A federal judge this week struck down on First Amendment grounds two provisions of New York’s lobbying law that would have required nonprofits to disclose their donors.

In 2016, New York state legislators passed legislation changing the state’s lobbying and campaign finance laws. Two important provisions dramatically expanded donor disclosure requirements for 501(c)(3) and 501(c)(4) organizations engaged in issue advocacy and lobbying in New York:

501(c)(4) Rules: The law required 501(c)(4) organizations to disclose all of their donors in public filings with the state when they spend over $10,000 in a calendar year on communications to at least 500 members of the public concerning the position of any elected official on potential or pending legislation.

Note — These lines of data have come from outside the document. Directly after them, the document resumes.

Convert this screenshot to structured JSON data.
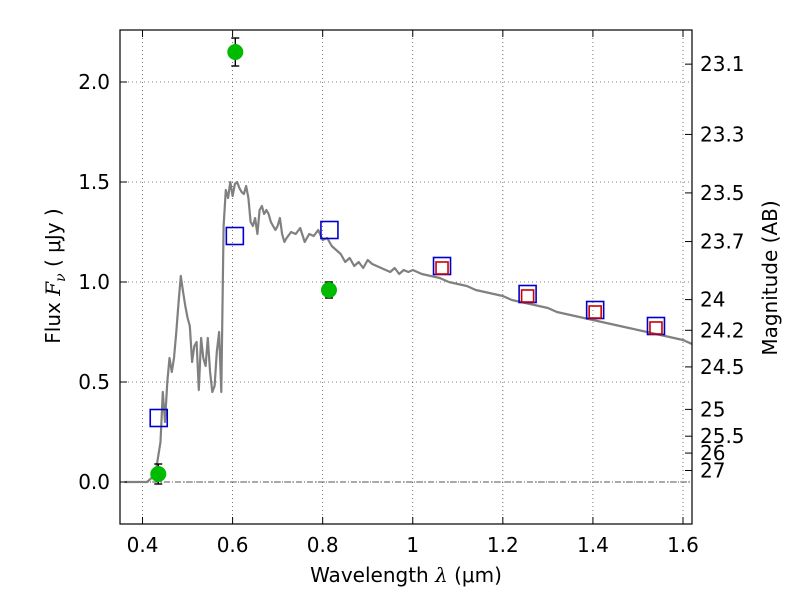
{
  "chart_data": {
    "type": "scatter",
    "xlabel": {
      "prefix": "Wavelength ",
      "sym": "λ",
      "unit": " (μm)"
    },
    "ylabel": {
      "prefix": "Flux ",
      "sym": "F",
      "sub": "ν",
      "unit": " ( μJy )"
    },
    "y2label": "Magnitude (AB)",
    "xlim": [
      0.35,
      1.62
    ],
    "ylim": [
      -0.21,
      2.26
    ],
    "x_ticks": [
      0.4,
      0.6,
      0.8,
      1.0,
      1.2,
      1.4,
      1.6
    ],
    "x_tick_labels": [
      "0.4",
      "0.6",
      "0.8",
      "1",
      "1.2",
      "1.4",
      "1.6"
    ],
    "y_ticks": [
      0.0,
      0.5,
      1.0,
      1.5,
      2.0
    ],
    "y_tick_labels": [
      "0.0",
      "0.5",
      "1.0",
      "1.5",
      "2.0"
    ],
    "y2_tick_labels": [
      "23.1",
      "23.3",
      "23.5",
      "23.7",
      "24",
      "24.2",
      "24.5",
      "25",
      "25.5",
      "26",
      "27"
    ],
    "grid": true,
    "zero_line": true,
    "series": [
      {
        "kind": "model_spectrum",
        "color": "#808080",
        "x": [
          0.36,
          0.41,
          0.42,
          0.43,
          0.44,
          0.445,
          0.45,
          0.455,
          0.46,
          0.465,
          0.47,
          0.475,
          0.48,
          0.485,
          0.49,
          0.495,
          0.5,
          0.505,
          0.51,
          0.515,
          0.52,
          0.525,
          0.53,
          0.535,
          0.54,
          0.545,
          0.55,
          0.555,
          0.56,
          0.565,
          0.57,
          0.575,
          0.58,
          0.585,
          0.59,
          0.595,
          0.6,
          0.605,
          0.61,
          0.615,
          0.62,
          0.625,
          0.63,
          0.635,
          0.64,
          0.645,
          0.65,
          0.655,
          0.66,
          0.665,
          0.67,
          0.675,
          0.68,
          0.685,
          0.69,
          0.695,
          0.7,
          0.705,
          0.71,
          0.715,
          0.72,
          0.73,
          0.74,
          0.75,
          0.76,
          0.77,
          0.78,
          0.79,
          0.8,
          0.81,
          0.82,
          0.83,
          0.84,
          0.85,
          0.86,
          0.87,
          0.88,
          0.89,
          0.9,
          0.91,
          0.92,
          0.93,
          0.94,
          0.95,
          0.96,
          0.97,
          0.98,
          0.99,
          1.0,
          1.02,
          1.04,
          1.06,
          1.08,
          1.1,
          1.12,
          1.14,
          1.16,
          1.18,
          1.2,
          1.22,
          1.24,
          1.26,
          1.28,
          1.3,
          1.32,
          1.34,
          1.36,
          1.38,
          1.4,
          1.42,
          1.44,
          1.46,
          1.48,
          1.5,
          1.52,
          1.54,
          1.56,
          1.58,
          1.6,
          1.62
        ],
        "values": [
          0.0,
          0.0,
          0.02,
          0.06,
          0.2,
          0.45,
          0.3,
          0.5,
          0.62,
          0.55,
          0.62,
          0.75,
          0.9,
          1.03,
          0.95,
          0.88,
          0.82,
          0.78,
          0.6,
          0.68,
          0.7,
          0.46,
          0.72,
          0.62,
          0.58,
          0.72,
          0.55,
          0.45,
          0.48,
          0.65,
          0.75,
          0.45,
          1.28,
          1.46,
          1.42,
          1.5,
          1.43,
          1.49,
          1.5,
          1.47,
          1.45,
          1.44,
          1.48,
          1.42,
          1.3,
          1.28,
          1.32,
          1.24,
          1.36,
          1.38,
          1.34,
          1.36,
          1.34,
          1.3,
          1.28,
          1.26,
          1.28,
          1.32,
          1.24,
          1.2,
          1.22,
          1.25,
          1.24,
          1.27,
          1.2,
          1.24,
          1.23,
          1.26,
          1.21,
          1.22,
          1.18,
          1.16,
          1.14,
          1.1,
          1.12,
          1.08,
          1.1,
          1.07,
          1.11,
          1.09,
          1.08,
          1.07,
          1.06,
          1.05,
          1.07,
          1.04,
          1.06,
          1.05,
          1.06,
          1.04,
          1.03,
          1.02,
          1.0,
          0.99,
          0.98,
          0.96,
          0.95,
          0.94,
          0.93,
          0.91,
          0.9,
          0.89,
          0.88,
          0.87,
          0.85,
          0.84,
          0.83,
          0.82,
          0.81,
          0.8,
          0.79,
          0.78,
          0.77,
          0.76,
          0.75,
          0.74,
          0.73,
          0.72,
          0.71,
          0.69
        ]
      },
      {
        "kind": "model_photometry",
        "marker": "open-square",
        "color": "#0000cc",
        "x": [
          0.436,
          0.605,
          0.815,
          1.065,
          1.255,
          1.405,
          1.54
        ],
        "values": [
          0.32,
          1.23,
          1.26,
          1.08,
          0.94,
          0.86,
          0.78
        ]
      },
      {
        "kind": "model_photometry_inner",
        "marker": "open-square",
        "color": "#cc0000",
        "x": [
          1.065,
          1.255,
          1.405,
          1.54
        ],
        "values": [
          1.07,
          0.93,
          0.85,
          0.77
        ]
      },
      {
        "kind": "observed",
        "marker": "filled-circle",
        "color": "#00bb00",
        "x": [
          0.435,
          0.606,
          0.814
        ],
        "values": [
          0.04,
          2.15,
          0.96
        ],
        "yerr": [
          0.05,
          0.07,
          0.04
        ]
      }
    ]
  }
}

501(c)(3) Rules: The law also required 501(c)(3) charitable organizations to disclose donors of $2,500 or more if the charitable organization made an in-kind donation of more than $2,500 to a Section 501(c)(4) organization engaged in lobbying in New York.

Several groups quickly filed suit challenging these provisions in federal court. The court temporarily blocked enforcement of the provisions while the case proceeded. After a two-and-a-half-year battle, the court invalidated both provisions on First Amendment grounds, concluding that they impermissibly burdened donors’ rights to free speech, association, and privacy. While the court acknowledged that the state has authority to regulate “electioneering communications” that refer to a clearly identified candidate and are disseminated in a defined period before an election, the court concluded that the state lacks authority to “regulate issue advocacy untethered to any electioneering communication.” In addition, the Court found that the connection between the identity of Section 501(c)(3) donors and lobbying communications by Section 501(c)(4) organizations was “too attenuated to effectively advance any informational interest” the state might have, especially given that Section 501(c)(3) organizations are prohibited by federal law from engaging in partisan electoral activity and are subject to limits on lobbying.

Had the court upheld the law, these sweeping provisions would have had profound consequences for fundraising and issue advocacy by nonprofits operating in New York. The government is considering whether it will appeal the District Court’s decision. In the meantime, these provisions of New York’s lobbying law are invalid and are no longer enforceable.

The order and opinion were issued in Citizens Union of the City of New York v. Att’y Gen. of New York, No. 16cv9592 (S.D.N.Y. Sept. 30, 2019).